Neben den etablierten Parteien standen am Sonntag auch zahlreiche Kleinparteien auf den Wahlzetteln. Foto: Uwe Ade

Chancen auf einen Einzug in den Landtag hatten sie zwar nicht – im Wahlkreis Freudenstadt konnten Kleinparteien wie Bündnis C oder Tierschutzpartei aber Achtungserfolge erzielen.

Von der Partei für Verjüngungsforschung über die Klimaliste bis hin zu „dieBasis“ – auf den Wahlzetteln standen am Sonntag neben den etablierten Parteien auch viele Kleinparteien. Im Ergebnis werden sie unter „Sonstige“ zusammengefasst.

 

Auch im Wahlkreis Freudenstadt besteht die Top 6 erwartungsgemäß aus CDU, AfD, Grüne, SPD, FDP und Linke. Andere Parteien konnten aber den einen oder anderen Achtungserfolg einfahren.

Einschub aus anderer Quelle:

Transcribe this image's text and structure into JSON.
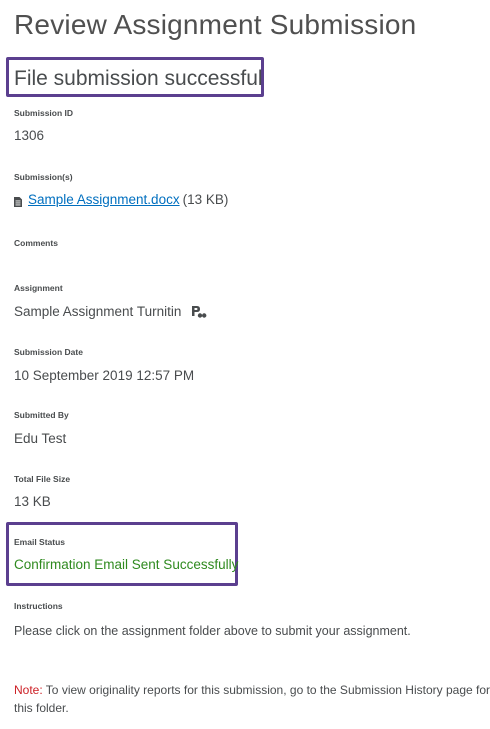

Dass auf Platz 7 das BSW mit 1,6 Prozent folgt, dürfte angesichts der Medienpräsenz der Partei nicht allzu überraschend sein – und mit Sabine Frank trat auch eine Direktkandidatin an, die 1,9 Prozent holte.

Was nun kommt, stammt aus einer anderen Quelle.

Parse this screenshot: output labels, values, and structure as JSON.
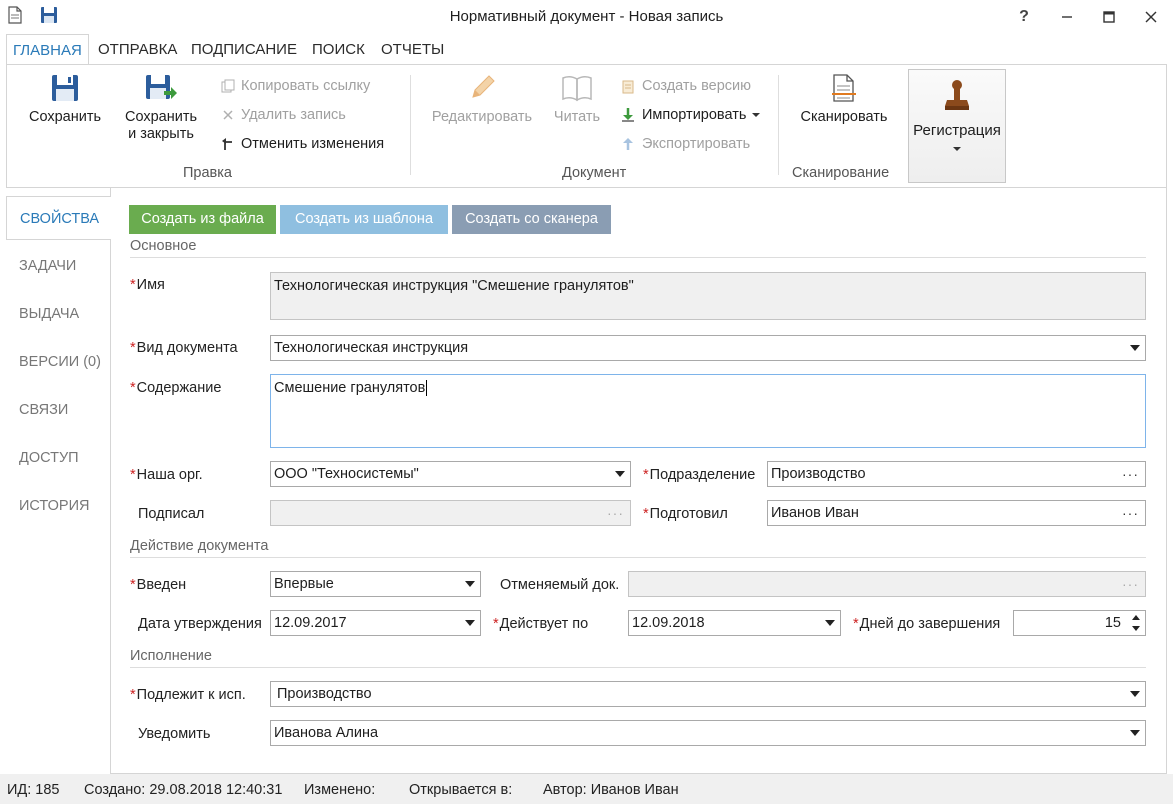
{
  "window": {
    "title": "Нормативный документ - Новая запись",
    "help": "?"
  },
  "ribbon_tabs": [
    "ГЛАВНАЯ",
    "ОТПРАВКА",
    "ПОДПИСАНИЕ",
    "ПОИСК",
    "ОТЧЕТЫ"
  ],
  "ribbon": {
    "edit_group": {
      "label": "Правка",
      "save": "Сохранить",
      "save_close_1": "Сохранить",
      "save_close_2": "и закрыть",
      "copy_link": "Копировать ссылку",
      "delete_record": "Удалить запись",
      "undo_changes": "Отменить изменения"
    },
    "document_group": {
      "label": "Документ",
      "edit": "Редактировать",
      "read": "Читать",
      "create_version": "Создать версию",
      "import": "Импортировать",
      "export": "Экспортировать"
    },
    "scan_group": {
      "label": "Сканирование",
      "scan": "Сканировать"
    },
    "registration": "Регистрация"
  },
  "side_tabs": [
    "СВОЙСТВА",
    "ЗАДАЧИ",
    "ВЫДАЧА",
    "ВЕРСИИ (0)",
    "СВЯЗИ",
    "ДОСТУП",
    "ИСТОРИЯ"
  ],
  "create_buttons": {
    "from_file": "Создать из файла",
    "from_template": "Создать из шаблона",
    "from_scanner": "Создать со сканера"
  },
  "colors": {
    "from_file": "#6aac4f",
    "from_template": "#8fbfe0",
    "from_scanner": "#8a9db3",
    "accent": "#2a7ab8",
    "required": "#cc2222"
  },
  "sections": {
    "basic": "Основное",
    "action": "Действие документа",
    "execution": "Исполнение"
  },
  "form": {
    "required_mark": "*",
    "name_label": "Имя",
    "name_value": "Технологическая инструкция \"Смешение гранулятов\"",
    "doctype_label": "Вид документа",
    "doctype_value": "Технологическая инструкция",
    "content_label": "Содержание",
    "content_value": "Смешение гранулятов",
    "org_label": "Наша орг.",
    "org_value": "ООО \"Техносистемы\"",
    "dept_label": "Подразделение",
    "dept_value": "Производство",
    "signed_label": "Подписал",
    "signed_value": "",
    "prepared_label": "Подготовил",
    "prepared_value": "Иванов Иван",
    "introduced_label": "Введен",
    "introduced_value": "Впервые",
    "cancelled_label": "Отменяемый док.",
    "cancelled_value": "",
    "approval_date_label": "Дата утверждения",
    "approval_date_value": "12.09.2017",
    "valid_until_label": "Действует по",
    "valid_until_value": "12.09.2018",
    "days_left_label": "Дней до завершения",
    "days_left_value": "15",
    "executor_label": "Подлежит к исп.",
    "executor_value": "Производство",
    "notify_label": "Уведомить",
    "notify_value": "Иванова Алина",
    "ellipsis": "···"
  },
  "status": {
    "id": "ИД: 185",
    "created": "Создано: 29.08.2018 12:40:31",
    "modified": "Изменено:",
    "opened_in": "Открывается в:",
    "author": "Автор: Иванов Иван"
  }
}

Die Freien Wähler, ebenfalls in mehreren Landesparlamenten vertreten, stehen im Kreis auf Platz 8 mit 1,5 Prozent – verlieren im Vergleich zu 2021 aber 3 Prozent, was damit begründet sein dürfte, dass die Partei diesmal keinen Direktkandidaten stellte.

Bündnis C in Pfalzgrafenweiler stark

Wie wichtig ein Direktkandidat mit lokaler Bekanntheit ist, zeigt sich am Bündnis C: Walter Schäuffele, der aus Waldachtal stammt, in Pfalzgrafenweiler wohnt und als Weltenbummler bekannt ist, weil er mehr als 130 Länder bereist hat, holte für die Partei 1,4 Prozent – und 1,0 Prozent der Wähler gaben auch ihre Zweitstimme an das Bündnis C, das seiner Politik „das biblische Menschenbild und die christliche Ethik“ zugrunde legt.

Vor allem in Schäuffeles Wohnort schneiden er und das Bündnis C gut ab: 4,1 Erst- und 3,6 Prozent Zweitstimmen in Pfalzgrafenweiler. Würde nur der Bezirk Bösingen zählen, wäre das Bündnis C sogar im Landtag vertreten: 8,3 Prozent der Zweitstimmen (mehr als SPD, FDP und Linke) gehen dort an die Partei, während Schäuffele in Herzogsweiler mit 7 Prozent Erststimmen sein bestes Ergebnis einfährt.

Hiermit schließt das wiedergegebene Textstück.